In a new episode of the “Real Estate Insiders Unfiltered Podcast,” hosts James Dwiggins and Keith Robinson are joined by Zillow Group CEO Jeremy Wacksman for a deep dive conversation that covers the role of technology in real estate and Zillow’s “Super App.”

This conversation has been edited for length and clarity. To kick off the episode, Wacksman discusses the importance of technology in real estate.

Wacksman: This team was obsessed and focused on solving consumer and customer problems with technology, which really spoke to me. That got me here in 2009 and kept me ever since. Six months after I got here, the app store launched on the iPhone, and we realized it was going to be how real estate and categories like ours went, so I got to work on that. 

Dwiggins: Give us a layout on where you are in the process of building the Zillow Super App.

Wacksman: That’s the Zillow app for a buyer and a seller. We use the term “Super App” to reflect bringing a lot of disparate services together in one app. What does the buyer or seller want? They want to be able to open the app and do everything from start to finish inside, have it notify them, stay really transparent, be in control and do things digitally. This complex project management of a bunch of parties all need to come together to enable that one-stop shop. 

Dwiggins: Tell us a little bit about the acquisition of Virtual Staging AI and the strategy for that. 

Wacksman: It’s a great young company that has innovated a way to do virtual staging. And that’s, as you outlined, another example of us enabling the real estate industry to become more digital, integrated and productive. That requires generative AI and a floor plan that can perform a walkthrough, which sounds fantastic.

Robinson: How would you help agents understand how you are positioning your technology for the good of the industry and for the good of the agent?

Wacksman: Today’s innovation is tomorrow’s table stakes. That’s what technology does. We discover something new, we show our friends. We wake up and we expect it to work and be the default. That’s what internet, the mobile phone, have been doing for decades now.

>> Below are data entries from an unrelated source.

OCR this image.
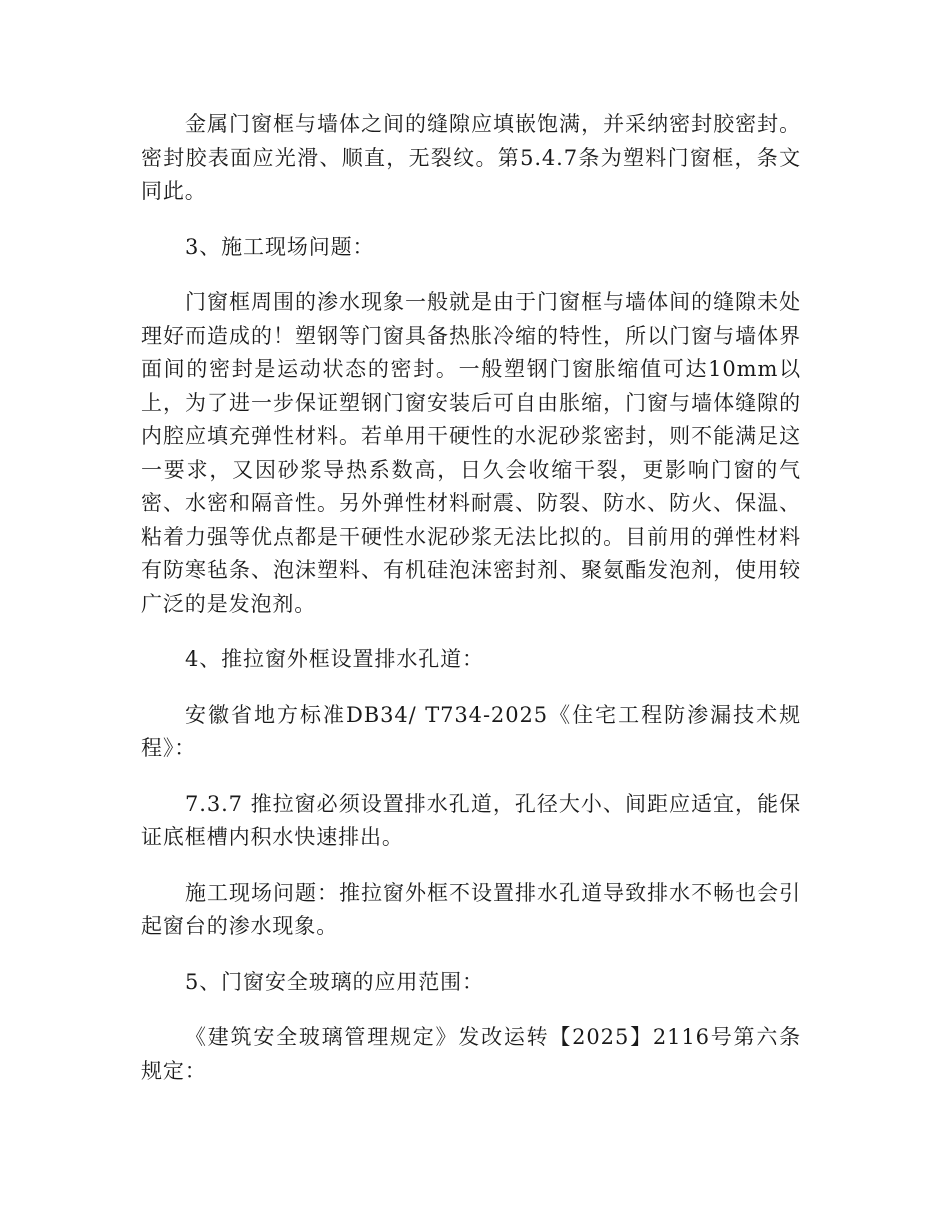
金属门窗框与墙体之间的缝隙应填嵌饱满，并采纳密封胶密封。密封胶表面应光滑、顺直，无裂纹。第5.4.7条为塑料门窗框，条文同此。

3、施工现场问题：

门窗框周围的渗水现象一般就是由于门窗框与墙体间的缝隙未处理好而造成的！塑钢等门窗具备热胀冷缩的特性，所以门窗与墙体界面间的密封是运动状态的密封。一般塑钢门窗胀缩值可达10mm以上，为了进一步保证塑钢门窗安装后可自由胀缩，门窗与墙体缝隙的内腔应填充弹性材料。若单用干硬性的水泥砂浆密封，则不能满足这一要求，又因砂浆导热系数高，日久会收缩干裂，更影响门窗的气密、水密和隔音性。另外弹性材料耐震、防裂、防水、防火、保温、粘着力强等优点都是干硬性水泥砂浆无法比拟的。目前用的弹性材料有防寒毡条、泡沫塑料、有机硅泡沫密封剂、聚氨酯发泡剂，使用较广泛的是发泡剂。

4、推拉窗外框设置排水孔道：

安徽省地方标准DB34/ T734-2025《住宅工程防渗漏技术规程》：

7.3.7 推拉窗必须设置排水孔道，孔径大小、间距应适宜，能保证底框槽内积水快速排出。

施工现场问题：推拉窗外框不设置排水孔道导致排水不畅也会引起窗台的渗水现象。

5、门窗安全玻璃的应用范围：

《建筑安全玻璃管理规定》发改运转【2025】2116号第六条规定：
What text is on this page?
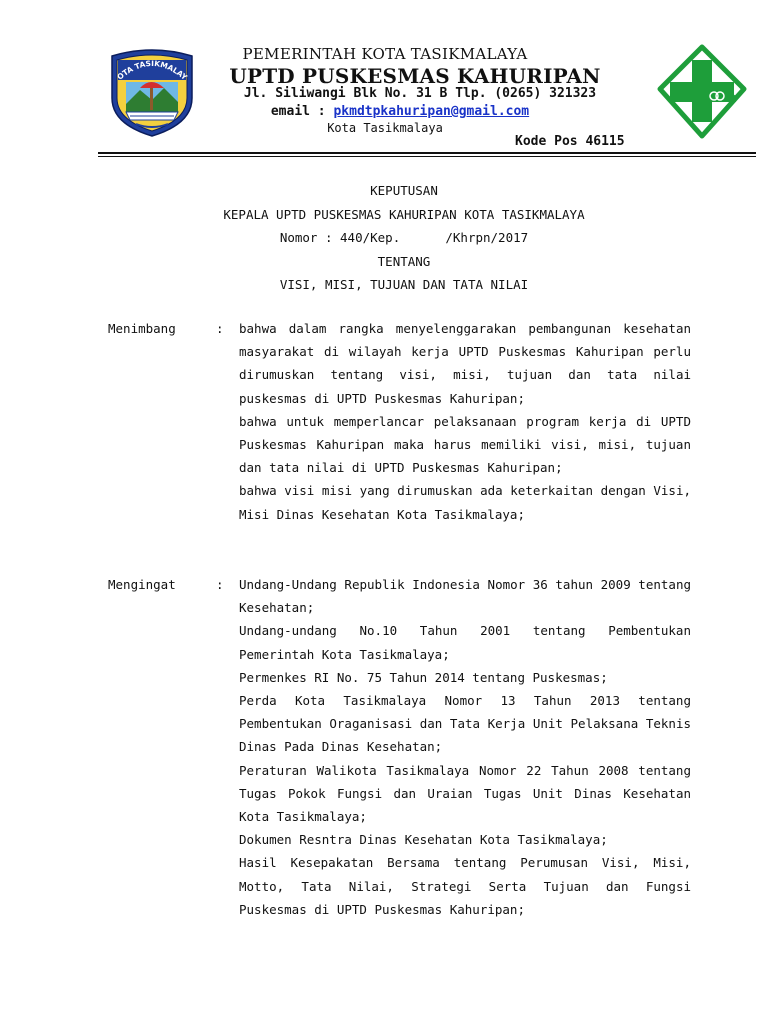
OTA TASIKMALAY
PEMERINTAH KOTA TASIKMALAYA
UPTD PUSKESMAS KAHURIPAN
Jl. Siliwangi Blk No. 31 B Tlp. (0265) 321323
email : pkmdtpkahuripan@gmail.com
Kota Tasikmalaya
Kode Pos 46115
KEPUTUSAN
KEPALA UPTD PUSKESMAS KAHURIPAN KOTA TASIKMALAYA
Nomor : 440/Kep.      /Khrpn/2017
TENTANG
VISI, MISI, TUJUAN DAN TATA NILAI
Menimbang	: bahwa dalam rangka menyelenggarakan pembangunan kesehatan masyarakat di wilayah kerja UPTD Puskesmas Kahuripan perlu dirumuskan tentang visi, misi, tujuan dan tata nilai puskesmas di UPTD Puskesmas Kahuripan;

bahwa untuk memperlancar pelaksanaan program kerja di UPTD Puskesmas Kahuripan maka harus memiliki visi, misi, tujuan dan tata nilai di UPTD Puskesmas Kahuripan;

bahwa visi misi yang dirumuskan ada keterkaitan dengan Visi, Misi Dinas Kesehatan Kota Tasikmalaya;

Mengingat	: Undang-Undang Republik Indonesia Nomor 36 tahun 2009 tentang Kesehatan;

Undang-undang No.10 Tahun 2001 tentang Pembentukan Pemerintah Kota Tasikmalaya;

Permenkes RI No. 75 Tahun 2014 tentang Puskesmas;

Perda Kota Tasikmalaya Nomor 13 Tahun 2013 tentang Pembentukan Oraganisasi dan Tata Kerja Unit Pelaksana Teknis Dinas Pada Dinas Kesehatan;

Peraturan Walikota Tasikmalaya Nomor 22 Tahun 2008 tentang Tugas Pokok Fungsi dan Uraian Tugas Unit Dinas Kesehatan Kota Tasikmalaya;

Dokumen Resntra Dinas Kesehatan Kota Tasikmalaya;

Hasil Kesepakatan Bersama tentang Perumusan Visi, Misi, Motto, Tata Nilai, Strategi Serta Tujuan dan Fungsi Puskesmas di UPTD Puskesmas Kahuripan;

Technology pushes the consumer forward. One has to keep up with where the buyer and seller is going. That’s really our mission at Zillow.

Technology and change can be scary. Agents have hard jobs and they’re really busy with what they’re doing. We have a phrase at Zillow. We say, ‘We do tech so you can do real estate.’ I think that would be my comment — let us do the tech. You don’t have to be well versed in all of the things that are coming.

Robinson: What you all are doing is trying to get as far into the home as humanly possible, at a distance. How do you see that expanding?

Wacksman: I actually think customers will take more tours and spend more time. Anytime you give consumers more tools, they become more empowered and efficient, but that efficiency doesn’t mean they spend less time dreaming and shopping. 

Dwiggins: With this app, how do you balance between what the agents and the brokerage want with the sellers’ wants?

Wacksman: Consumer empowerment is agent empowerment to us.The consumer is nudging themselves down the funnel to become more transaction ready. For an agent, that’s a higher-intent lead, a more educated buyer in all these regulatory changes. You also have a more educated buyer on how commissions work. This gives good sales agents room to prove themselves.

On the flip side, we’ve spent billions of dollars over the last decade building and developing — or buying and integrating — software for real estate agents and teams. To get the buyer and seller what they want, we have to have super agents, not just agents.

The conversation closes with Wacksman sharing his thoughts on the National Association of Realtors‘ Clear Cooperation Policy (CCP).

Wacksman: An open, free marketplace, it benefits everyone — consumers and agents. Things like Clear Cooperation ensure most listings are available to buyers and sellers. Private listing networks and the removal of CCP are bad for buyers, sellers and agents.